Sarah berbalik perlahan, jantungnya berdegup kencang. Di hadapannya, sosok gelap menjulang tinggi. Cahaya remang-remang dari jendela kotor menyinari sebagian wajahnya yang terdistorsi - setengah manusia, setengah sesuatu yang lain. Matanya berkilat merah dalam kegelapan.
"Kau..." Sarah tergagap, suaranya bergetar. "Kau bukan manusia."
Makhluk itu menyeringai, memamerkan deretan gigi tajam. "Pintar sekali, Sarah. Memang bukan. Aku adalah penjaga rumah ini, dan kau telah mengganggu kami terlalu lama."
Sarah mundur perlahan, mencari jalan keluar. "Di-di mana Mike?
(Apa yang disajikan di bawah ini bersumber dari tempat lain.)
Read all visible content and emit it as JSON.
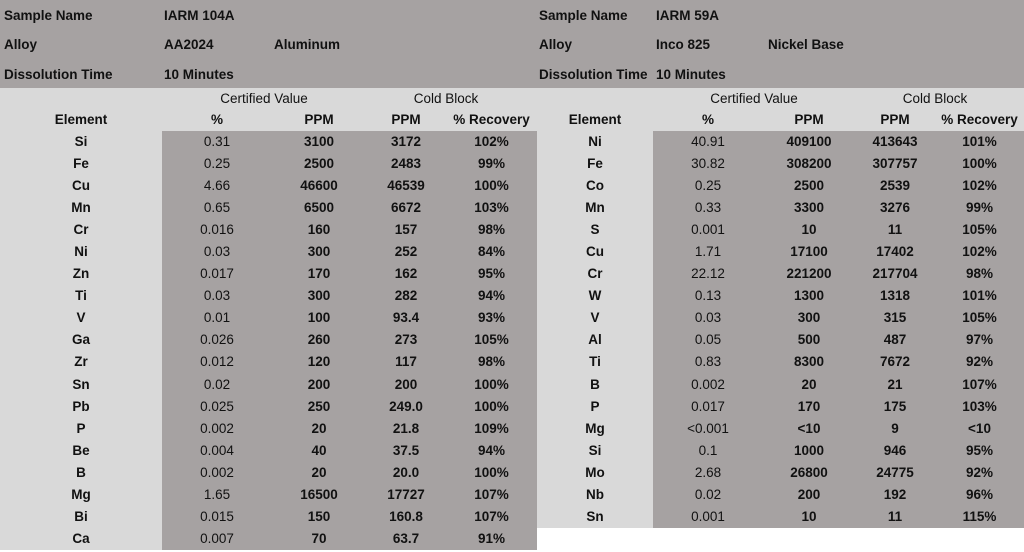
{
  "left": {
    "sample_label": "Sample Name",
    "sample_value": "IARM 104A",
    "alloy_label": "Alloy",
    "alloy_value": "AA2024",
    "alloy_type": "Aluminum",
    "dissolution_label": "Dissolution Time",
    "dissolution_value": "10 Minutes",
    "certified_label": "Certified Value",
    "cold_label": "Cold Block",
    "headers": [
      "Element",
      "%",
      "PPM",
      "PPM",
      "% Recovery"
    ],
    "rows": [
      [
        "Si",
        "0.31",
        "3100",
        "3172",
        "102%"
      ],
      [
        "Fe",
        "0.25",
        "2500",
        "2483",
        "99%"
      ],
      [
        "Cu",
        "4.66",
        "46600",
        "46539",
        "100%"
      ],
      [
        "Mn",
        "0.65",
        "6500",
        "6672",
        "103%"
      ],
      [
        "Cr",
        "0.016",
        "160",
        "157",
        "98%"
      ],
      [
        "Ni",
        "0.03",
        "300",
        "252",
        "84%"
      ],
      [
        "Zn",
        "0.017",
        "170",
        "162",
        "95%"
      ],
      [
        "Ti",
        "0.03",
        "300",
        "282",
        "94%"
      ],
      [
        "V",
        "0.01",
        "100",
        "93.4",
        "93%"
      ],
      [
        "Ga",
        "0.026",
        "260",
        "273",
        "105%"
      ],
      [
        "Zr",
        "0.012",
        "120",
        "117",
        "98%"
      ],
      [
        "Sn",
        "0.02",
        "200",
        "200",
        "100%"
      ],
      [
        "Pb",
        "0.025",
        "250",
        "249.0",
        "100%"
      ],
      [
        "P",
        "0.002",
        "20",
        "21.8",
        "109%"
      ],
      [
        "Be",
        "0.004",
        "40",
        "37.5",
        "94%"
      ],
      [
        "B",
        "0.002",
        "20",
        "20.0",
        "100%"
      ],
      [
        "Mg",
        "1.65",
        "16500",
        "17727",
        "107%"
      ],
      [
        "Bi",
        "0.015",
        "150",
        "160.8",
        "107%"
      ],
      [
        "Ca",
        "0.007",
        "70",
        "63.7",
        "91%"
      ]
    ]
  },
  "right": {
    "sample_label": "Sample Name",
    "sample_value": "IARM 59A",
    "alloy_label": "Alloy",
    "alloy_value": "Inco 825",
    "alloy_type": "Nickel Base",
    "dissolution_label": "Dissolution Time",
    "dissolution_value": "10 Minutes",
    "certified_label": "Certified Value",
    "cold_label": "Cold Block",
    "headers": [
      "Element",
      "%",
      "PPM",
      "PPM",
      "% Recovery"
    ],
    "rows": [
      [
        "Ni",
        "40.91",
        "409100",
        "413643",
        "101%"
      ],
      [
        "Fe",
        "30.82",
        "308200",
        "307757",
        "100%"
      ],
      [
        "Co",
        "0.25",
        "2500",
        "2539",
        "102%"
      ],
      [
        "Mn",
        "0.33",
        "3300",
        "3276",
        "99%"
      ],
      [
        "S",
        "0.001",
        "10",
        "11",
        "105%"
      ],
      [
        "Cu",
        "1.71",
        "17100",
        "17402",
        "102%"
      ],
      [
        "Cr",
        "22.12",
        "221200",
        "217704",
        "98%"
      ],
      [
        "W",
        "0.13",
        "1300",
        "1318",
        "101%"
      ],
      [
        "V",
        "0.03",
        "300",
        "315",
        "105%"
      ],
      [
        "Al",
        "0.05",
        "500",
        "487",
        "97%"
      ],
      [
        "Ti",
        "0.83",
        "8300",
        "7672",
        "92%"
      ],
      [
        "B",
        "0.002",
        "20",
        "21",
        "107%"
      ],
      [
        "P",
        "0.017",
        "170",
        "175",
        "103%"
      ],
      [
        "Mg",
        "<0.001",
        "<10",
        "9",
        "<10"
      ],
      [
        "Si",
        "0.1",
        "1000",
        "946",
        "95%"
      ],
      [
        "Mo",
        "2.68",
        "26800",
        "24775",
        "92%"
      ],
      [
        "Nb",
        "0.02",
        "200",
        "192",
        "96%"
      ],
      [
        "Sn",
        "0.001",
        "10",
        "11",
        "115%"
      ]
    ]
  }
}
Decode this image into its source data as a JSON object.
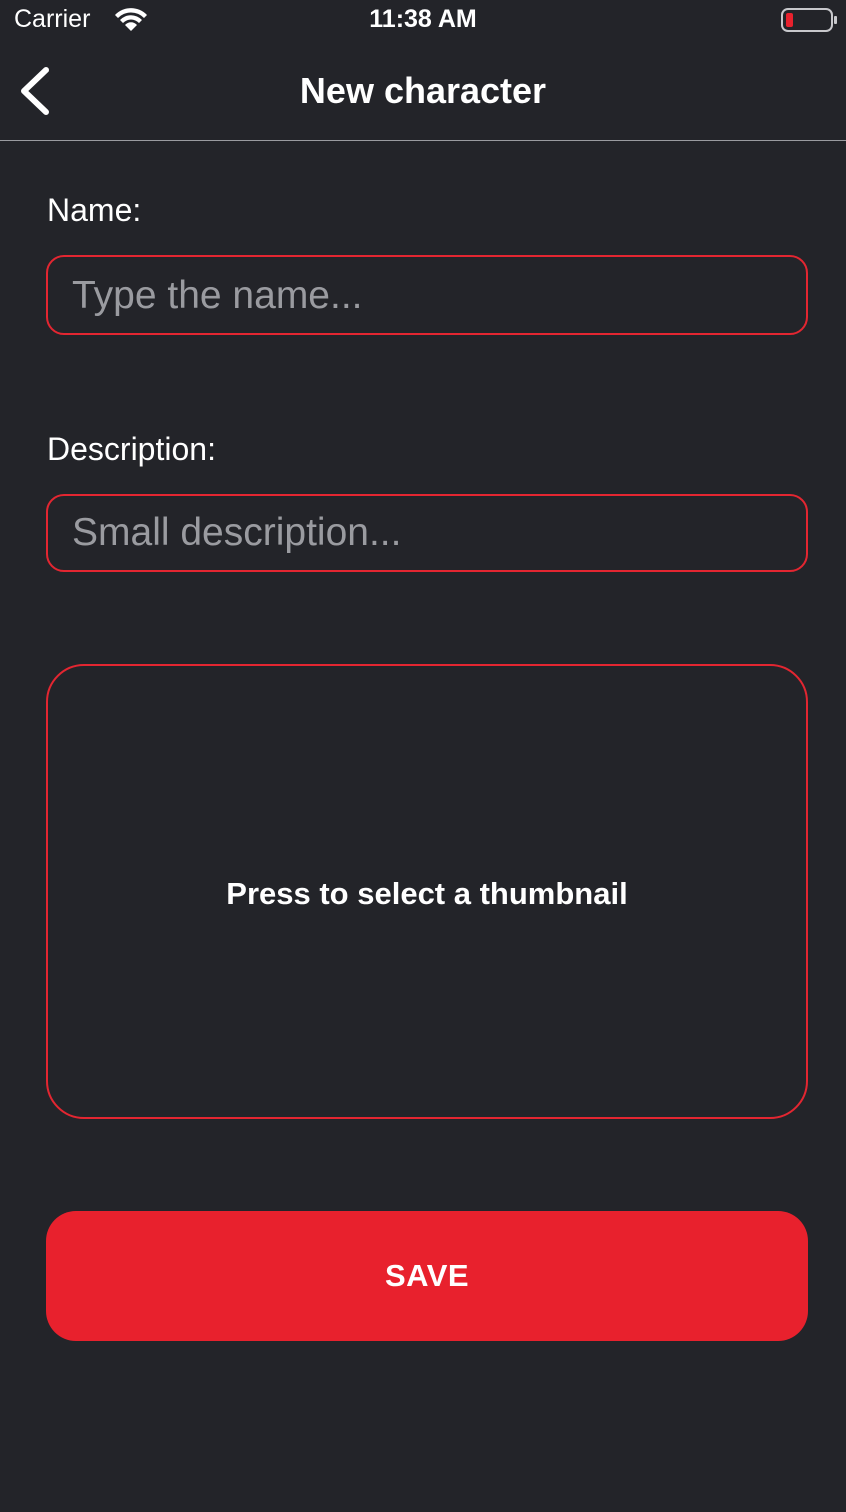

Apa yang kau lakukan padanya?"
Makhluk itu tertawa, suaranya bergema di dinding-dinding tua. "Mike? Oh, dia baik-baik saja. Untuk saat ini. Tapi kaulah yang harus khawatir sekarang."
Tiba-tiba, suara-suara bisikan mulai terdengar dari segala arah. Bayangan-bayangan bergerak di sudut-sudut ruangan. Sarah menyadari mereka tidak sendirian.
"Apa yang kalian inginkan?" tanya Sarah, suaranya gemetar.
Makhluk itu melangkah maju. "Kami ingin kau bergabung dengan kami, Sarah. Selamanya."
Saat itulah Sarah melihat sekilas sosok Mike di lantai atas, terikat dan ketakutan. Ia harus menyelamatkannya, tapi bagaimana?